Deadline: January 4th, 11am
In this assignment, you will implement various autoencoder architectures on our beloved (Fashion) MNIST data. In particular, you will gain some insight into the problem of training convolutional autoencoders.
Building autencoders in Tensorflow is pretty simple. You need to define an encoding based on the input, a decoding based on the encoding, and a loss function that measures the distance between decoding and input. An obvious choice may be simply the mean squared error (but see below). To start off, you could try simple MLPs. Note that you are in no way obligated to choose the “reverse” encoder architecture for your encoder; e.g. you could use a 10-layer MLP as an encoder and a single layer as a decoder if you wanted. As a start, you can/should opt for an “undercomplete” architecture where the encoding is smaller than the data.
Note: The activation function of the last decoder layer is very important, as it needs to be able to map the input data range. Having data in the range [0, 1] allows you to use a sigmoid output activation, for example. Experiment with different activations such as sigmoid, relu or linear (no) activation and see how it affects the model. Your loss function should also “fit” the output function, e.g. a sigmoid output layer goes well with a binary (!) cross-entropy loss.

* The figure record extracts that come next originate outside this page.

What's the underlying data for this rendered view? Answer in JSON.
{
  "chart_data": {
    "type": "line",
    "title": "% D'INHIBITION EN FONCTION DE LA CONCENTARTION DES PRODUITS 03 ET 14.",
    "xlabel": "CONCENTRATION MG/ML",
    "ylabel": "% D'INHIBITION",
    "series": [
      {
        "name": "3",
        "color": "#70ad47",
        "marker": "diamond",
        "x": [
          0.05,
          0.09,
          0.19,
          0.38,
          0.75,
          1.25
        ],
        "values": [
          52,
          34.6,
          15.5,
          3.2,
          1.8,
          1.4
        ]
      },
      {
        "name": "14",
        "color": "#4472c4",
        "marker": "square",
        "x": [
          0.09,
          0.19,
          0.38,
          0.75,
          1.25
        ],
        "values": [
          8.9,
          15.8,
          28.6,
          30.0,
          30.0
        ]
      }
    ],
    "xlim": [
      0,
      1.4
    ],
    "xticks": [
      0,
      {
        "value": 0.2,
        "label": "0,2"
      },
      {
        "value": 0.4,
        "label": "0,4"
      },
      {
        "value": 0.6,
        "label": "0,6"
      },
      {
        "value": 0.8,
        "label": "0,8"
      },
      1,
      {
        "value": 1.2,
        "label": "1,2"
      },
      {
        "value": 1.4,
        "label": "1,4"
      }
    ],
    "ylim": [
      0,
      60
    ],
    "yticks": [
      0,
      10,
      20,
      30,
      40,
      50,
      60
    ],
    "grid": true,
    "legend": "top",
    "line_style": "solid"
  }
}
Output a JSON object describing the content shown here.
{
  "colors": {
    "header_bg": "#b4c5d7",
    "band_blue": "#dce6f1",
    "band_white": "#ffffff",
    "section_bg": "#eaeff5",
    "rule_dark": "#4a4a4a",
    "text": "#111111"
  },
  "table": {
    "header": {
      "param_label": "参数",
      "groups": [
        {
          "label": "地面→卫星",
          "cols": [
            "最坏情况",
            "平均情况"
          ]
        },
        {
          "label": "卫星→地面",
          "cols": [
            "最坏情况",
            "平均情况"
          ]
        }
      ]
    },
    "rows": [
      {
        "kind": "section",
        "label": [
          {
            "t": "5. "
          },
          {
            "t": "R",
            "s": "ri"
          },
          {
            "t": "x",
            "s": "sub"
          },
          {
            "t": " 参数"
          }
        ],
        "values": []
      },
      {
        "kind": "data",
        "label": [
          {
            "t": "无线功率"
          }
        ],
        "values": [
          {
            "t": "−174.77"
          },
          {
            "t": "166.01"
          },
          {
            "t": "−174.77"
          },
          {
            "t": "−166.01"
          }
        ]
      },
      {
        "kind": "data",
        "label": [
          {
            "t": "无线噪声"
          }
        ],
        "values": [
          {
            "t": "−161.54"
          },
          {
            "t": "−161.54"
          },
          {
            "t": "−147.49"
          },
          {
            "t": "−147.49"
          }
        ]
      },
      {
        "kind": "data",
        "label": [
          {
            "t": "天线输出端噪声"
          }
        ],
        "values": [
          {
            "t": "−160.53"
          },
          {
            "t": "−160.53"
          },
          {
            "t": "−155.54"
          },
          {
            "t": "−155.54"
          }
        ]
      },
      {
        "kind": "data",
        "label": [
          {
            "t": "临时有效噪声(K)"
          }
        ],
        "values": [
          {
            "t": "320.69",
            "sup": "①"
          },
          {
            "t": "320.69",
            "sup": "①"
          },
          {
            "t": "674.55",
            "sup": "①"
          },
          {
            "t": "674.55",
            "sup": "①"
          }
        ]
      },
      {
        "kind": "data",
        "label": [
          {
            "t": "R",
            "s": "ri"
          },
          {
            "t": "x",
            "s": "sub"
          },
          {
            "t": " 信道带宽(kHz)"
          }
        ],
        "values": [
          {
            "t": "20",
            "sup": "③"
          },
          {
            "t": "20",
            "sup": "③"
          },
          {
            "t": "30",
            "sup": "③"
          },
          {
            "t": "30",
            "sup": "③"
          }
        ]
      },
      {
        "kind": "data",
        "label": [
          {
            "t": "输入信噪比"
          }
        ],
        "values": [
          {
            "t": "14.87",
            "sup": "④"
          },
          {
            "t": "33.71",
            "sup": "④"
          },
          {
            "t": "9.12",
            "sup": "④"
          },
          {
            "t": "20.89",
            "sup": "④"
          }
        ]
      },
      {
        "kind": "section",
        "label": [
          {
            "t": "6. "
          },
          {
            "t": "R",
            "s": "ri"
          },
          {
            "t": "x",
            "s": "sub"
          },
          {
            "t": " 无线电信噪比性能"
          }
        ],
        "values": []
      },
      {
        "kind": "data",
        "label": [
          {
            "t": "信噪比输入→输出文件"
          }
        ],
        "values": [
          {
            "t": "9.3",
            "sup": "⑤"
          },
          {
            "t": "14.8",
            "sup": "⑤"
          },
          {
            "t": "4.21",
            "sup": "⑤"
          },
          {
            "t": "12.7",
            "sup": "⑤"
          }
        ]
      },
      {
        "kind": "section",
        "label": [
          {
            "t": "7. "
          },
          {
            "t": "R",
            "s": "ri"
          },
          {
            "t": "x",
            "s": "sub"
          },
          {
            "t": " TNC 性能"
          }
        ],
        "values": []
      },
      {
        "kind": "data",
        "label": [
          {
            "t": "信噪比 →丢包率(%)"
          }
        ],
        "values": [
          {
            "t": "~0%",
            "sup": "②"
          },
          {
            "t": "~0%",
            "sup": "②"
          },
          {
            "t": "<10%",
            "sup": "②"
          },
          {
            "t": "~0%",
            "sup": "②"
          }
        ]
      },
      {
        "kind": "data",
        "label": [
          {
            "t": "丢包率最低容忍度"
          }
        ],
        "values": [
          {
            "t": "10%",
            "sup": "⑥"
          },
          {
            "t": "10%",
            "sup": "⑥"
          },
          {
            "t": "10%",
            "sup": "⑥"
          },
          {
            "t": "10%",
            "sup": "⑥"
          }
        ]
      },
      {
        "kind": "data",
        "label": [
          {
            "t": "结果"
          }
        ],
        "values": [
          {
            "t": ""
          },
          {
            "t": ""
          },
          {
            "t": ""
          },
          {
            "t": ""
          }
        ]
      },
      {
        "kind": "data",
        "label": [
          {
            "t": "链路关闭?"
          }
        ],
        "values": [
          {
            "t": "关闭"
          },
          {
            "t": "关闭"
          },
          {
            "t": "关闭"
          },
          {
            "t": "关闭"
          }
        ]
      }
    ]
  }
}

Next, you should switch to a convolutional encoder/decoder to make use of the
fact that we are working with image data. The encoding should simply be one or
more convolutional layers, with any filter size and number of filters (you can
optionally apply fully-connected layers at the end). As an “inverse” of a
Conv2D, Conv2DTranspose is commonly used. However,
you could also use UpSampling2D along with regular convolutions.
Again, there is no
requirement to make the parameters of encoder and decoder “fit”, e.g. you don’t
need to use the same filter sizes. However, you need to take care when choosing
padding/strides such that the output has the same dimensions as the input. This
can be a problem with MNIST (why?).
It also means that the last
convolutional (transpose) layer should have as many filters as the input
space (e.g. one filter for MNIST or three for CIFAR).
Keep in mind that the reconstruction loss is not a good proxy for the “quality” of an
autoencoder; instead you need to get an impression of what the model learned
about the input.
Note that if you use a single-layer (fully-connected) decoder, its weight
matrix will be h_dim x 784 and each of the h_dim rows can be reshaped to
28x28 to get an impression of what kind of image the respective hidden
dimension represents.
The same holds for the encoder of course, which in the single-layer case will
have a 784 x h_dim weight matrix. You should visualize some of your model’s
filters to see what it learns.
Another way to interpret what a model has learned is by manipulating the code space. This is particularly useful for deeper models where the above method is of limited use. The idea is as follows: Take an image and encode it. Pick a single encoding dimension (you could also pick multiple ones of course) and change the value, then decode and inspect the resulting image. By attempting many different values for the dimension (we may call this “walking the code space”), we might be able to interpret what this particular variable encodes. For example, gradually changing the value in one dimension might change the stroke thickness in MNIST digits. Try this out for a few dimensions of a trained model’s code and see whether you can interpret their “meaning”. This will likely work better for models with small and/or sparse encodings.
Autoencoders are useful in that they can learn from unlabeled data. This can significantly improve performance in settings where large amounts of data are available, but few labels. We can artificially evoke such a situation by just “pretending” that parts of our data has no labels. Try this:
Note: This will only “work” if your autoencoder has learned the “correct” level of abstraction of the data. Else, its features might not actually be useful for classification. The model is more likely to appropriate with proper regularization on the latent space.
There are many other things to try here. For example, you could try different kinds of data, including non-image data. You have already worked with text, although this is rarely used in an autoencoder context. Another option could be audio data, e.g. the Tensorflow Speech Commands dataset. This is discussed here in a classification context, but the sections on preprocessing should be helpful.
Aside from that, you may try different kinds of autoencoders from the book:
Another interesting approach is offered by winner-take-all autoencoders, which use an extremely sparse encoding mechanism to learn very complex filters.